Discrepancy between visibility and optical density limits

[D D]

Hello all,

while examining visibility and optical densities for a given situation, I came across a discrepancy, or at least I think it is.

Below we see two result slices on the same given time, one superimposed to the other. The warm (reddish) colors are the visibility slice of 5 m. All values (i.e. colors) above that value are truncated. Similarly, the blueish hues is from the optical density slice with all values below 0.2 truncated. So basically at the blue border we have practically the FED of smoke  = 1.

It is clearly seen that these two slices do not match exactly, so using the theoretical background about smoke obscuration (also in FDS UG, 21.10.4), using a C=3, with a OD=0.2, S comes to equal 6.51 m, not 5 m. Similarly, looking at slice with visibility set to 6.51 m makes it look much better (although not perfect at some areas, especially near the fire).

Tons and tons of handbooks around the globe all talk for a visibility criterion of 5 m which corresponds to an OD=0.2. Obviously I miss something here but what?

Any comments appreciated.

[dr_jfloyd]

From the FDS User's Guide 21.10.4

Visibility = C/K

where C is 3 or 8 for light reflecting or light emitting surfaces and K= K_m rho Y_soot with K_m=8700 kg/m2

Optical density = K log_10 (e) = K / 2.3

If you were to set C to 2.3, then Visibility would equal 1/OD.

[DRAKE JONES]

In relation to the above query, I want to calculate the light extinction coefficient K at a point where K= K_m rho Y_soot  with K_m=8700 kg/m2. I have the MASS FRACTION of the SOOT (in kg/kg). How to determine the density of the smoke particulate, rho (in kg/m^3) at that particular point? 

[D D]

OK so  basically I realize that my understanding about a default C value of 3 does not align fully with the recommendations of the handbooks and that I need to set it to 2.3 in order to follow the recommendations for non self-illuminating elements.

[D D]

The experts should confirm or prove me wrong but since K=2.3*D and since you can measure optical density, just multiply all values with 2.3.

[D D]

@ DRAKE

I just realized that there is an output device called EXTINCTION COEFFICIENT, so wouldn't that be enough for you?

[DRAKE JONES]

@D D 

Thank you for your input. I did record the  EXTINCTION COEFFICIENT and VISIBILITY at a point. Visibility =C/ EXTINCTION COEFFICIENT, where C is 3 by default. But the visibility values by FDS and by C/ EXTINCTION COEFFICIENT are not being the same. Could anyone of you tell me why?. Thank you

[dr_jfloyd]

DEVC values are time averages over the output interval.  

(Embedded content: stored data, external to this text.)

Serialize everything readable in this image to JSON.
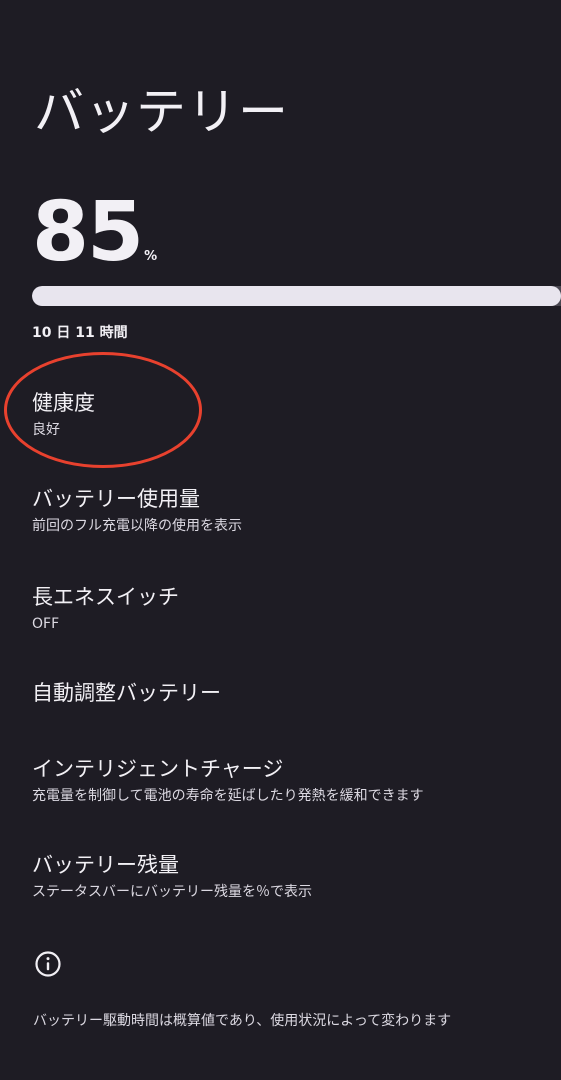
{
  "header": {
    "title": "バッテリー"
  },
  "battery": {
    "level": "85",
    "unit": "%",
    "level_fraction": 0.85,
    "time_remaining": "10 日 11 時間"
  },
  "items": [
    {
      "title": "健康度",
      "subtitle": "良好"
    },
    {
      "title": "バッテリー使用量",
      "subtitle": "前回のフル充電以降の使用を表示"
    },
    {
      "title": "長エネスイッチ",
      "subtitle": "OFF"
    },
    {
      "title": "自動調整バッテリー",
      "subtitle": ""
    },
    {
      "title": "インテリジェントチャージ",
      "subtitle": "充電量を制御して電池の寿命を延ばしたり発熱を緩和できます"
    },
    {
      "title": "バッテリー残量",
      "subtitle": "ステータスバーにバッテリー残量を％で表示"
    }
  ],
  "footer": {
    "icon": "info-icon",
    "note": "バッテリー駆動時間は概算値であり、使用状況によって変わります"
  },
  "colors": {
    "background": "#1e1c24",
    "bar_fill": "#e8e5ee",
    "annotation": "#e8412e"
  }
}
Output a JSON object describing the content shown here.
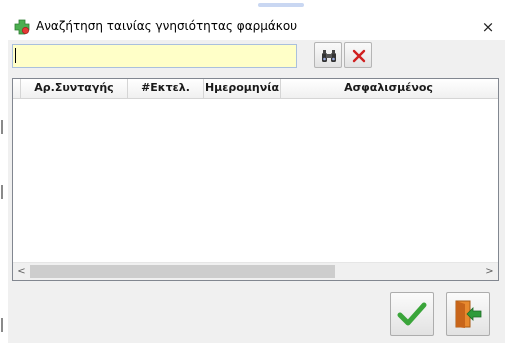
{
  "window": {
    "title": "Αναζήτηση ταινίας γνησιότητας φαρμάκου",
    "close_glyph": "×",
    "app_icon": "pharmacy-cross-icon"
  },
  "search": {
    "value": "",
    "find_icon": "binoculars-icon",
    "clear_icon": "red-x-icon"
  },
  "grid": {
    "columns": [
      "Αρ.Συνταγής",
      "#Εκτελ.",
      "Ημερομηνία",
      "Ασφαλισμένος"
    ],
    "rows": [],
    "scroll_left_glyph": "<",
    "scroll_right_glyph": ">"
  },
  "actions": {
    "ok_icon": "green-check-icon",
    "exit_icon": "exit-door-icon"
  },
  "colors": {
    "search_bg": "#ffffc8",
    "ok_green": "#3aa53a",
    "clear_red": "#d02020",
    "exit_orange": "#d97a20"
  }
}
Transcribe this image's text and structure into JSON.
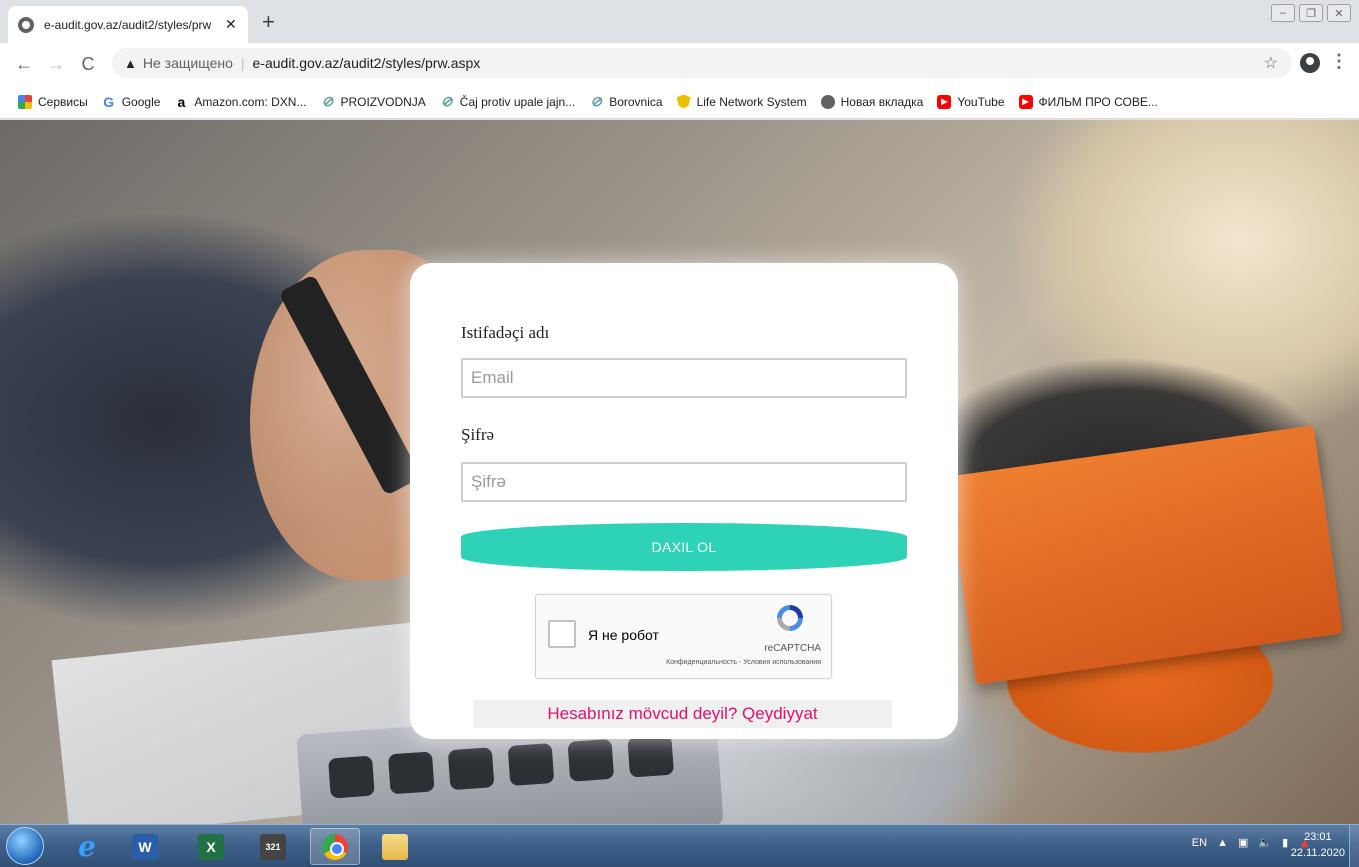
{
  "browser": {
    "tab_title": "e-audit.gov.az/audit2/styles/prw",
    "tab_close": "✕",
    "new_tab": "+",
    "security_label": "Не защищено",
    "url": "e-audit.gov.az/audit2/styles/prw.aspx",
    "bookmarks": [
      {
        "label": "Сервисы",
        "icon": "apps-grid-icon"
      },
      {
        "label": "Google",
        "icon": "google-icon"
      },
      {
        "label": "Amazon.com: DXN...",
        "icon": "amazon-icon"
      },
      {
        "label": "PROIZVODNJA",
        "icon": "leaf-icon"
      },
      {
        "label": "Čaj protiv upale jajn...",
        "icon": "leaf-icon"
      },
      {
        "label": "Borovnica",
        "icon": "leaf-icon"
      },
      {
        "label": "Life Network System",
        "icon": "shield-icon"
      },
      {
        "label": "Новая вкладка",
        "icon": "globe-icon"
      },
      {
        "label": "YouTube",
        "icon": "youtube-icon"
      },
      {
        "label": "ФИЛЬМ ПРО СОВЕ...",
        "icon": "youtube-icon"
      }
    ]
  },
  "login": {
    "username_label": "Istifadəçi adı",
    "email_placeholder": "Email",
    "password_label": "Şifrə",
    "password_placeholder": "Şifrə",
    "submit_label": "DAXIL OL",
    "register_link": "Hesabınız mövcud deyil? Qeydiyyat"
  },
  "recaptcha": {
    "checkbox_label": "Я не робот",
    "brand": "reCAPTCHA",
    "terms": "Конфиденциальность - Условия использования"
  },
  "taskbar": {
    "language": "EN",
    "time": "23:01",
    "date": "22.11.2020"
  },
  "colors": {
    "accent": "#2ed3b7",
    "link": "#e0116a"
  }
}
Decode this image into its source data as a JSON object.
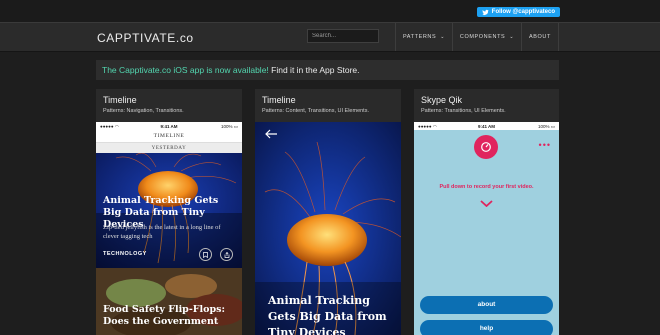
{
  "top": {
    "twitter_button": "Follow @capptivateco"
  },
  "nav": {
    "brand": "CAPPTIVATE.co",
    "search_placeholder": "Search...",
    "items": [
      {
        "label": "PATTERNS",
        "dropdown": true
      },
      {
        "label": "COMPONENTS",
        "dropdown": true
      },
      {
        "label": "ABOUT",
        "dropdown": false
      }
    ]
  },
  "banner": {
    "highlight": "The Capptivate.co iOS app is now available!",
    "rest": " Find it in the App Store."
  },
  "cards": [
    {
      "title": "Timeline",
      "subtitle": "Patterns: Navigation, Transitions.",
      "phone": {
        "status_time": "9:41 AM",
        "status_battery": "100%",
        "header": "TIMELINE",
        "subheader": "YESTERDAY",
        "headline": "Animal Tracking Gets Big Data from Tiny Devices",
        "summary": "Zip-tied jellyfish is the latest in a long line of clever tagging tech",
        "tag": "TECHNOLOGY",
        "headline2": "Food Safety Flip-Flops: Does the Government"
      }
    },
    {
      "title": "Timeline",
      "subtitle": "Patterns: Content, Transitions, UI Elements.",
      "phone": {
        "headline": "Animal Tracking Gets Big Data from Tiny Devices"
      }
    },
    {
      "title": "Skype Qik",
      "subtitle": "Patterns: Transitions, UI Elements.",
      "phone": {
        "status_time": "9:41 AM",
        "status_battery": "100%",
        "prompt": "Pull down to record your first video.",
        "buttons": [
          "about",
          "help"
        ]
      }
    }
  ],
  "colors": {
    "accent": "#53d6b0",
    "twitter": "#1da1f2",
    "skype_blue": "#0c6fb3",
    "skype_pink": "#e0245e"
  }
}
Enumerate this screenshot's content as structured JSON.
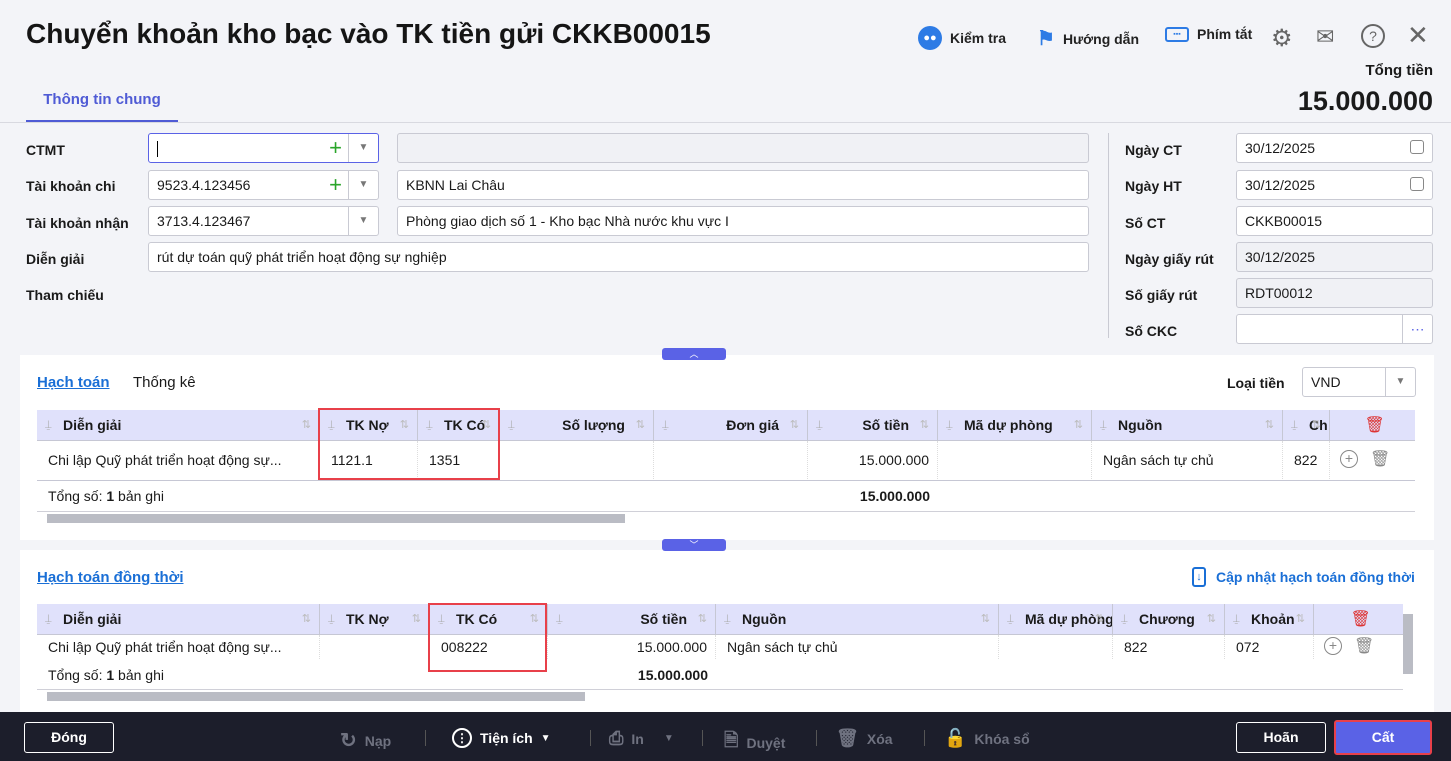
{
  "header": {
    "title": "Chuyển khoản kho bạc vào TK tiền gửi CKKB00015",
    "check": "Kiểm tra",
    "guide": "Hướng dẫn",
    "shortcuts": "Phím tắt",
    "total_label": "Tổng tiền",
    "total_value": "15.000.000"
  },
  "tabs": [
    {
      "label": "Thông tin chung",
      "active": true
    }
  ],
  "form": {
    "ctmt": {
      "label": "CTMT",
      "value": "",
      "desc": ""
    },
    "tk_chi": {
      "label": "Tài khoản chi",
      "value": "9523.4.123456",
      "desc": "KBNN Lai Châu"
    },
    "tk_nhan": {
      "label": "Tài khoản nhận",
      "value": "3713.4.123467",
      "desc": "Phòng giao dịch số 1 - Kho bạc Nhà nước khu vực I"
    },
    "dien_giai": {
      "label": "Diễn giải",
      "value": "rút dự toán quỹ phát triển hoạt động sự nghiệp"
    },
    "tham_chieu": {
      "label": "Tham chiếu"
    },
    "ngay_ct": {
      "label": "Ngày CT",
      "value": "30/12/2025"
    },
    "ngay_ht": {
      "label": "Ngày HT",
      "value": "30/12/2025"
    },
    "so_ct": {
      "label": "Số CT",
      "value": "CKKB00015"
    },
    "ngay_giay_rut": {
      "label": "Ngày giấy rút",
      "value": "30/12/2025"
    },
    "so_giay_rut": {
      "label": "Số giấy rút",
      "value": "RDT00012"
    },
    "so_ckc": {
      "label": "Số CKC",
      "value": ""
    }
  },
  "section1": {
    "tab_active": "Hạch toán",
    "tab_other": "Thống kê",
    "currency_label": "Loại tiền",
    "currency": "VND",
    "columns": [
      "Diễn giải",
      "TK Nợ",
      "TK Có",
      "Số lượng",
      "Đơn giá",
      "Số tiền",
      "Mã dự phòng",
      "Nguồn",
      "Ch"
    ],
    "rows": [
      [
        "Chi lập Quỹ phát triển hoạt động sự...",
        "1121.1",
        "1351",
        "",
        "",
        "15.000.000",
        "",
        "Ngân sách tự chủ",
        "822"
      ]
    ],
    "total_prefix": "Tổng số: ",
    "total_count": "1",
    "total_suffix": " bản ghi",
    "total_amount": "15.000.000"
  },
  "section2": {
    "title": "Hạch toán đồng thời",
    "update_link": "Cập nhật hạch toán đồng thời",
    "columns": [
      "Diễn giải",
      "TK Nợ",
      "TK Có",
      "Số tiền",
      "Nguồn",
      "Mã dự phòng",
      "Chương",
      "Khoản"
    ],
    "rows": [
      [
        "Chi lập Quỹ phát triển hoạt động sự...",
        "",
        "008222",
        "15.000.000",
        "Ngân sách tự chủ",
        "",
        "822",
        "072"
      ]
    ],
    "total_prefix": "Tổng số: ",
    "total_count": "1",
    "total_suffix": " bản ghi",
    "total_amount": "15.000.000"
  },
  "footer": {
    "close": "Đóng",
    "reload": "Nạp",
    "utilities": "Tiện ích",
    "print": "In",
    "approve": "Duyệt",
    "delete": "Xóa",
    "lock": "Khóa sổ",
    "cancel": "Hoãn",
    "save": "Cất"
  },
  "colors": {
    "accent": "#5a62e6",
    "highlight": "#e8404a",
    "footer_bg": "#1c1e2b"
  }
}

Visibility(t) = C/Extinction Coefficient(t)

Average of (C/ Extinction Coefficient(t)) does not equal  C/Average(Extinction Coefficient(t))

[DRAKE JONES]

Thank you @dr_jfloyd. May I know how in the density of smoke particulate (rho*Y_s) in kg/m^3 at a point is calculated for K?

[dr_jfloyd]

Equation 2.1 through M.16 in the FDS Technical Reference Guide Volume 1: Mathematical Model.

[DRAKE JONES]

 I did record the visibility for two soot yields at the same point separately 0.191 kg/kg, 0.103 kg/kg separately. However the times to reach 3 m visibility at the point for two cases are 11.13 and 11.11 seconds respectively. Similarly, the times at other points also do not vary much for the two different soot yields. I would like to know why the times do not show much difference even though the soot yield values are significantly different. TIA

[Kevin McGrattan]

11 s? That's too fast to make a meaningful comparison. Try a scenario where it takes 10s of minutes to slowly reach a visibility of 3 m at a given point.